Klarna hat das Inkasso Betrieb COEO benachrichtigt, weil ich eine Summe nicht bezahlt habe.
Folgende Situation: Ich habe die Ware am 18.06. bekommen, am 24.07 eine Retoure eingereicht (Ich habe sie schon viel früher verschickt, anscheinend ist sie erst so spät angekommen). Von den 110 Euro sind also nurnoch 19 Euro übrig. Jedoch habe ich keine neue Rechnung, keine E-Mail, nichts bekommen, dass die Rücksendung eingegangen ist und was mein Restbetrag zu bezahlen ist. Bei H&M bestelle ich sonst immer, und da passiert das immer! Schriftlich und per E-Mail!
Auf diese Benachrichtigung habe ich gewartet, und wurde dann auch vergesslich und habe mich nicht mehr damit beschäfigt.
Jetzt kam am 08.08 eine Inkasso Brief ich soll doch die 19 Euro UND nochmal 54 Euro drauf zahlen. 54 EURO??? Können die so viel überhaupt nehmen? Ich hab das ganze mal gegoogelt, und da steht bis Beiträge von 500 Euro würden bis 58 Euro Beiträge genommen werden können, aber bei 20 Euro ganze 54 Euro zu nehmen, ist das nicht viel zu viel?
Jetzt hab ich hier ein Wenig gelesen und gesehen, dass diese das tatsächlich dürfen, würde aber trotzdem gerne nochmal erfragen, OB ich IRGENDWIE dagegen vorgehen kann? Ich habe das Geld momentan garnicht und sehe es auch nicht ein, bei einem Betrag von 19 Euro plötzlich 74 Euro zu bezahlen.
Gerichtlich möchte ich nicht vorgehen, da komm ich ja ganz bestimmt auf noch mehr Geld, und könnte die Summe dann auch einfach bezahlen.
Ich hab gelesen, dass man einen Widerspruch einreichen kann, aber was gebe ich da für einen Grund ein? Und mache ich das schriftlich oder geht das auch per Email?

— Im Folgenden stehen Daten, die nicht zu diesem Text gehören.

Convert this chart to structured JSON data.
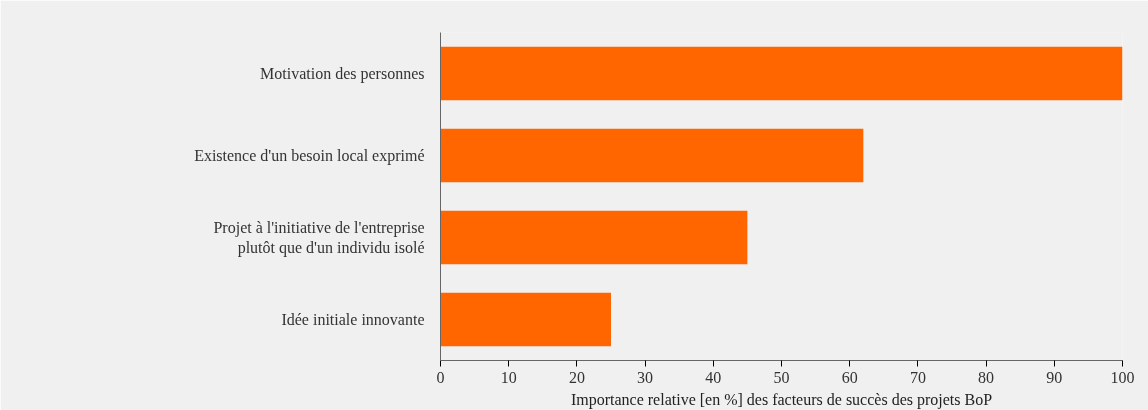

Werde ich damit überhaupt erfolg haben?
Hab schon gelesen, dass ich es telefonisch nicht machen soll, frage deshalb jetzt einfach nochmal, ob ich damit überhaupt erfolg haben werde und wie ich das Ganze am besten angehe.
Bin dankbar über jeden Tipp und jede Antwort!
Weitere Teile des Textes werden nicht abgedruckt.